George Woodbury jouit d’une réputation en or dans la petite ville d’Avalon Hills. Riche, bénéficiant de racines familiales ancestrales bourgeoises, il est, depuis des années, élu « Professeur de l’année » de l’établissement privé où il travaille et où sa fille Sadie, dix-sept ans, étudie. Dix ans auparavant, il a été qualifié de héros pour avoir réagi à une attaque à l’arme à feu dans l’école, sauvant Sadie, présente sur les lieux, et la personne visée par le meurtrier. Charismatique, brillant, séduisant, rien ne semble pouvoir entacher l’image étincelante de George Woodbury.
Pourtant, il suffit de plusieurs accusations d’adolescentes pour que son empire vacille : le scandale d’attouchements le fait tomber lui et sa famille. Même la forte caution ne l’empêche pas d’être placé séance tenante en prison en attendant le procès. Mais, pour ceux qui restent, l’attente s’annonce difficile. Pour Joan, l’épouse, il s’agit de se raccrocher à son travail et de trouver un peu d’espoir auprès d’un groupe de thérapie ; pour Andrew, le fils aîné avocat, il faut faire face aux démons du passé en revenant à Avalon Hills, là où des années durant on l’a stigmatisé et malmené à cause de son homosexualité ; enfin, pour la jeune Sadie, reprendre ses études, elle qui est si brillante, s’avère périlleux quand petit à petit elle comprend qu’on la traite en paria.

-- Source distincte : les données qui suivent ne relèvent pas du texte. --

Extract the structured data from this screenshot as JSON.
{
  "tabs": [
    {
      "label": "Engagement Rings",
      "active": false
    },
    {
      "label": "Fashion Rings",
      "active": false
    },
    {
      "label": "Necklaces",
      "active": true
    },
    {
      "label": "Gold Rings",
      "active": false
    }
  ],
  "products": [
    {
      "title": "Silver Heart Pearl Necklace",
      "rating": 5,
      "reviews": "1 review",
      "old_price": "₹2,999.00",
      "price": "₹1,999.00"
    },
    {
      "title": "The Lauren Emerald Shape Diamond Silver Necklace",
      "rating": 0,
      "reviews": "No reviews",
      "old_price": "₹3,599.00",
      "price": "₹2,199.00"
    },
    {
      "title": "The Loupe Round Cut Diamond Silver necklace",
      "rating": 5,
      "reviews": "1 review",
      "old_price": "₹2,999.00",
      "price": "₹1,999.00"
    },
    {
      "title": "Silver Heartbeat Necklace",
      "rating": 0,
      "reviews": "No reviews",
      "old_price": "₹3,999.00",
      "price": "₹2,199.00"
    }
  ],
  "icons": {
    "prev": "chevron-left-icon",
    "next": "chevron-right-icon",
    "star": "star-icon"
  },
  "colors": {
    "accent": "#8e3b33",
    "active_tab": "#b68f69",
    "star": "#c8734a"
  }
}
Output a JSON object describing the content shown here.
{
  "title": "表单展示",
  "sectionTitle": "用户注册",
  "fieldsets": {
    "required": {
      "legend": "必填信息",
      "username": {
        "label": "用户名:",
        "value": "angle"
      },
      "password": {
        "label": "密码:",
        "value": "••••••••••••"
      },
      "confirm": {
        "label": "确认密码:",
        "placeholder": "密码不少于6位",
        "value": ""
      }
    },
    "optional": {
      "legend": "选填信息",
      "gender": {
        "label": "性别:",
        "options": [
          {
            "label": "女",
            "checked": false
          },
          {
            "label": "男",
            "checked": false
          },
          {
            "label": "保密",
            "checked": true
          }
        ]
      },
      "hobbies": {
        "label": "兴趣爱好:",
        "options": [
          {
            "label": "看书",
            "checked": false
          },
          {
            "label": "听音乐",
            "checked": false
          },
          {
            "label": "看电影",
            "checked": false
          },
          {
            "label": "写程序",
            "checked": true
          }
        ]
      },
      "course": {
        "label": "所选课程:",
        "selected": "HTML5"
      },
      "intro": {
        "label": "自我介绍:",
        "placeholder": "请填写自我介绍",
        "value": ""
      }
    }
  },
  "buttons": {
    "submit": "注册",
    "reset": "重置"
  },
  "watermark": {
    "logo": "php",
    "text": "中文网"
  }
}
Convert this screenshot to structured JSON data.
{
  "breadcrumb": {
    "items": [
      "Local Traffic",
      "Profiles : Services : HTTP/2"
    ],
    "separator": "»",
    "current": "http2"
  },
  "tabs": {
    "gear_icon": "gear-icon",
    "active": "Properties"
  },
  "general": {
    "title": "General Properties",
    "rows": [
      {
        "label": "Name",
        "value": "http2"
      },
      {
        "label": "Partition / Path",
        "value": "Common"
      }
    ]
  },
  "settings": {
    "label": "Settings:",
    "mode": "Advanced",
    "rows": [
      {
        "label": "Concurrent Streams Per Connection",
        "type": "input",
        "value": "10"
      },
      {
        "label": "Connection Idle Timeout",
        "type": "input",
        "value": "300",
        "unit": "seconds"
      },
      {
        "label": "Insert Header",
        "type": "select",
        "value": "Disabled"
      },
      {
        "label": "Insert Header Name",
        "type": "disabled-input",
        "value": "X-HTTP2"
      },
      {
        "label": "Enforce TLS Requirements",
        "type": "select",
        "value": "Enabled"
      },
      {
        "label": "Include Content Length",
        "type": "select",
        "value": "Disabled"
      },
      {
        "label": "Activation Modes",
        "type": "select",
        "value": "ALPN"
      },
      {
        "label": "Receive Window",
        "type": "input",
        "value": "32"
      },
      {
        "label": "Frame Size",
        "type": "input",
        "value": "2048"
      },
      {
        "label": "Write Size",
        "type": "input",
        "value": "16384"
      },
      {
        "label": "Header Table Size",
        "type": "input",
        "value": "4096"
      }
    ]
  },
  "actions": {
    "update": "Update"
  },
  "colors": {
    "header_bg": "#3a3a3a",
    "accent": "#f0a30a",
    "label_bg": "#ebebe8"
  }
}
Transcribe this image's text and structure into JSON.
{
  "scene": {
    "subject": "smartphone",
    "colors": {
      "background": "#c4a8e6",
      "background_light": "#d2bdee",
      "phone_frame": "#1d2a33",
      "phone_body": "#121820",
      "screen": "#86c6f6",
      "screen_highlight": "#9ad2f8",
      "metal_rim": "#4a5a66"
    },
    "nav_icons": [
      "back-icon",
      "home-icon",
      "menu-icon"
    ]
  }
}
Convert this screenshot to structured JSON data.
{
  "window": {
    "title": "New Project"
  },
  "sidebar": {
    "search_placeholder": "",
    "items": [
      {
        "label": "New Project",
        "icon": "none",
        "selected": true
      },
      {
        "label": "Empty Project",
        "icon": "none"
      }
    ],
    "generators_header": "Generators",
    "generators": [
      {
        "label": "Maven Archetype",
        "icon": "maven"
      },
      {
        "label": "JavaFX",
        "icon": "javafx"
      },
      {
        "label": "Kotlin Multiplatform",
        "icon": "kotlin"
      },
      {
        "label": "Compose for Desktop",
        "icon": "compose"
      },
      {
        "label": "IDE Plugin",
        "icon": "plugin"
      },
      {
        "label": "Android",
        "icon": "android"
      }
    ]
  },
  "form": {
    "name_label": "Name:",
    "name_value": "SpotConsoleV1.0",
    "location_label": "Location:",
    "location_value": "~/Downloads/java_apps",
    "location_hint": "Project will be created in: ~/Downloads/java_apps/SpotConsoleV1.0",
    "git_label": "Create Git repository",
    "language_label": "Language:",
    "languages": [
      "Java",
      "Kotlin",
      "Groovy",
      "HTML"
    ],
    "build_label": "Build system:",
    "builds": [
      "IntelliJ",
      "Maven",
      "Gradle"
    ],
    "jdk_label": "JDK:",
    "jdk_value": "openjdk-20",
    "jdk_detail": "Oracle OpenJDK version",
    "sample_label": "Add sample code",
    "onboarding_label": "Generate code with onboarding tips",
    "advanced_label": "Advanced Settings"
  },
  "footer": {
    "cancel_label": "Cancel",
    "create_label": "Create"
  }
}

« Joan se rappela ce qu’avait dit la femme du supermarché sur sa responsabilité. Elle représentait désormais le mal aux yeux des gens, et c’est pour cette raison qu’ils lui manifestaient de l’hostilité. Elle n’était plus une femme, une épouse, une mère, une infirmière. Son identité se résumait à ce qu’on croyait qu’elle était. Il lui suffisait de regarder les fenêtres de sa maison maculées de jaune d’œuf pour le comprendre. » (p.95)
Peut-être pourra-t-elle trouver du réconfort dans le regard bienveillant, chaleureux et soucieux de Kevin, le « beau-père »écrivain de son petit-ami Jimmy. Peut-être ne se rendra-t-elle pas compte que Kevin l’utilise pour regagner un succès littéraire terni par de longues années sans rien en s’inspirant de la scandaleuse affaire pour en faire un roman.
« Kevin était l’exutoire idéal. Il lui avait vraiment demandé ce qu’elle ressentait. Il voulait savoir comment cette situation l’affectait émotionnellement. Les questions de sa part n’en finissaient plus. » (p.281)
Ce qui est insolite dans le récit, c’est que George Woodbury, l’accusé, est finalement mis dans l’ombre tout du long. Ne lui sont consacrés que les visites de sa femme et d’Andrew ; que la tentative de meurtre dont il est victime en prison ; que le procès, au final rondement mené. De fait, Zoe Whittall préfère se concentrer sur ceux qui restent : comment vivre sans l’accusé ? comment vivre avec le poids de la culpabilité, de la honte ? comment se dire que l’on n’a rien vu ? comment imaginer la vie après ?
« Je veux que tu acceptes le fait que tout ceci échappe à ton contrôle, que tu ne peux rien changer à ce qui est arrivé, et que tu dois commencer à envisager de mettre fin à ton mariage. » (p.337)
Toutes ces questions constituent la riche trame narrative du roman en mettant en évidence que, lorsque quelqu’un est accusé, que cela soit fondé ou non, les dommages collatéraux sont irrémédiables et tout le cercle familial, amical et professionnel est violemment éclaboussé.
L’auteur questionne aussi la versatilité de chacun : alors que la famille Woodbury jouissait d’une réputation en or et d’appuis solides, du jour au lendemain elle perd tout. Se perd elle-même. Et le roman de souligner la fragilité des relations : entre fidélité et trahison, sur qui compter quand le scandale dynamite plusieurs vies ?
Un roman intelligent de l’errance, du tâtonnement, plaisant à lire car fort bien écrit.
Des gens irréprochables, Zoé WHITTALL, traduit de l’anglais (Canada) par Marie-José Thériault, éditions EYROLLES, 2020, 422 pages, 19.50€.